Brüksel’de verilen muhteşem galada, Göbeklitepe ve bölgesine ait yiyecek ve içecek alışkanlıkları sunuldu. Etkinlikte “Bilgi tat almaksa en büyük kütüphane Anadolu” denildi.

Hazreti İbrahim Peygamberin doğduğu, Hazreti Yakup ve Hazreti Eyüp Peygamber’in yaşadığı ve Hazreti İsa Peygamberin kutsadığı şehir Şanlıurfa. Artık insanlık tarihi ile ilgili bütün arkeolojik kabuller ve yiyecek içeceğe dair bilinenler yeniden gözden geçiriliyor. Fırat ve Dicle nehirleriyle filizlenen Göbeklitepe; ‘Bereketli Hilal’ olarak bilinen Mezopotamya’nın bir parçası. Bereketli Hilal, tarihteki ilk şehirlerin, bürokrasinin, yazının ve devletin ortaya çıktığı, başka bir deyişle uygarlığın başlangıç noktası hatta birçok anlamda tarihin sıfır noktası. Göbeklitepe Anadolu’nun uygarlık tarihindeki yerini göstermesi bakımından da ayrı bir öneme sahip. “Beş Denizler Coğrafyası’’nın tam ortasında yer alan Türkiye, tek başına ne sıradan bir Avrupa ülkesi ne Orta Doğu ne de bir Akdeniz ülkesidir. Türkiye aynı anda Avrupalı, Balkanlı, Karadenizli, Kafkasyalı, Orta Doğulu özellikleri taşıyan dünyadaki yegâne ülke.
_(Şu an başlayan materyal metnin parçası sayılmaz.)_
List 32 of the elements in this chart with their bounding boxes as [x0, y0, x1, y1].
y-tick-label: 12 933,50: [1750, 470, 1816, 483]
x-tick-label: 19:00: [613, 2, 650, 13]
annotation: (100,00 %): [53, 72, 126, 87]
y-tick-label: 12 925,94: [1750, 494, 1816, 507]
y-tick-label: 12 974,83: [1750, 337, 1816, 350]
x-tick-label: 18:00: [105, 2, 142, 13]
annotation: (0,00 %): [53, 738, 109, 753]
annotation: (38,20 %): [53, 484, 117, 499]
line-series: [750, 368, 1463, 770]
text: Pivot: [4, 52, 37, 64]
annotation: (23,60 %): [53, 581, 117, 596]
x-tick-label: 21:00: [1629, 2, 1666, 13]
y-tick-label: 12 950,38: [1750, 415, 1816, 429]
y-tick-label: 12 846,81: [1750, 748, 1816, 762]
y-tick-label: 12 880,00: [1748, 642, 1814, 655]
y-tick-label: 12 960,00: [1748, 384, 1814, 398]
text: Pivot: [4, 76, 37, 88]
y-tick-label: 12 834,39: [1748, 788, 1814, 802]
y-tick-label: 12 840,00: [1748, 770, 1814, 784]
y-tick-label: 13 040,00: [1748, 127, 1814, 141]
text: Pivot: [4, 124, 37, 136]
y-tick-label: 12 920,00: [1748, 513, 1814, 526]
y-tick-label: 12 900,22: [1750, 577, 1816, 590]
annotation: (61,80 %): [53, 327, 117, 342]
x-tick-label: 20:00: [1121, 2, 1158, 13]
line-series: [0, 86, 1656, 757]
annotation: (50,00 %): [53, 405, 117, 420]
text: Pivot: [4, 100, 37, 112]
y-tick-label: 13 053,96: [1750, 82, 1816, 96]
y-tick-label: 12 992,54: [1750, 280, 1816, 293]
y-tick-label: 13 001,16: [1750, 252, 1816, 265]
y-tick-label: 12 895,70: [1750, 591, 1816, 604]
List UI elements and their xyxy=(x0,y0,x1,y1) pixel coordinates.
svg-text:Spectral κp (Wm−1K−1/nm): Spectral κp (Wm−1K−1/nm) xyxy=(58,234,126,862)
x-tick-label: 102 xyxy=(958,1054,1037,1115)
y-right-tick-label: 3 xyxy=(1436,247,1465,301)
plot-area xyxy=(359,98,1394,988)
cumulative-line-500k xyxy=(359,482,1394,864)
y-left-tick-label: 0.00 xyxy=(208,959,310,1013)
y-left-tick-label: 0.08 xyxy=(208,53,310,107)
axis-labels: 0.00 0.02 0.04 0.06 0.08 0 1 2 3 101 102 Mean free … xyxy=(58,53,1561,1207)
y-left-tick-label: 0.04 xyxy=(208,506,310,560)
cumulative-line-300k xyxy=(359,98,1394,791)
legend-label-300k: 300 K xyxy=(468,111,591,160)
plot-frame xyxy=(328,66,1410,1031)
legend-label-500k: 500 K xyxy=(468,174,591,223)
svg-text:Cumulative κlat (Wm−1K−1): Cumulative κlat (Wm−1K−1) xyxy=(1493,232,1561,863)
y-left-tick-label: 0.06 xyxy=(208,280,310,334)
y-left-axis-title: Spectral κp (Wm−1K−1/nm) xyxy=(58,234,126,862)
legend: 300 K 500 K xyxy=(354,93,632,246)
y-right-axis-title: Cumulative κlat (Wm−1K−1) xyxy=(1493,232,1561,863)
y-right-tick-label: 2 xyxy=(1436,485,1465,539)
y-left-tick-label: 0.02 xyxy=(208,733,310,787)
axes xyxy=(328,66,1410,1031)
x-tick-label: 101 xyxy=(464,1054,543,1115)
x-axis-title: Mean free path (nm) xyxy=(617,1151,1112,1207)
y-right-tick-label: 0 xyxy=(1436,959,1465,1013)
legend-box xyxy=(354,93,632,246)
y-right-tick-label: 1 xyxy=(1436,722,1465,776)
Uzmanlara göre dünyada ilk olarak ‘‘Beş Denizler Coğrafyası’’nda ortaya çıkan yemek pişirme sanatı, sonradan Çin ve Asya mutfakları olarak dünya genelinde ikiye ayrılmış. Birbirlerine benzetilen Çin mutfağı, Japon mutfağının temelini oluşturmuştur. Asya mutfağının gelişim serüveni Mısır mutfağına katkı sağlamış. Mısır mutfağı da Eski Yunan (Grek) mutfağını etkilemiştir ve bu mutfağın da Roma ve Fransız mutfaklarını oluşturduğu iddiaları oldukça gerçekçi yaklaşımlar.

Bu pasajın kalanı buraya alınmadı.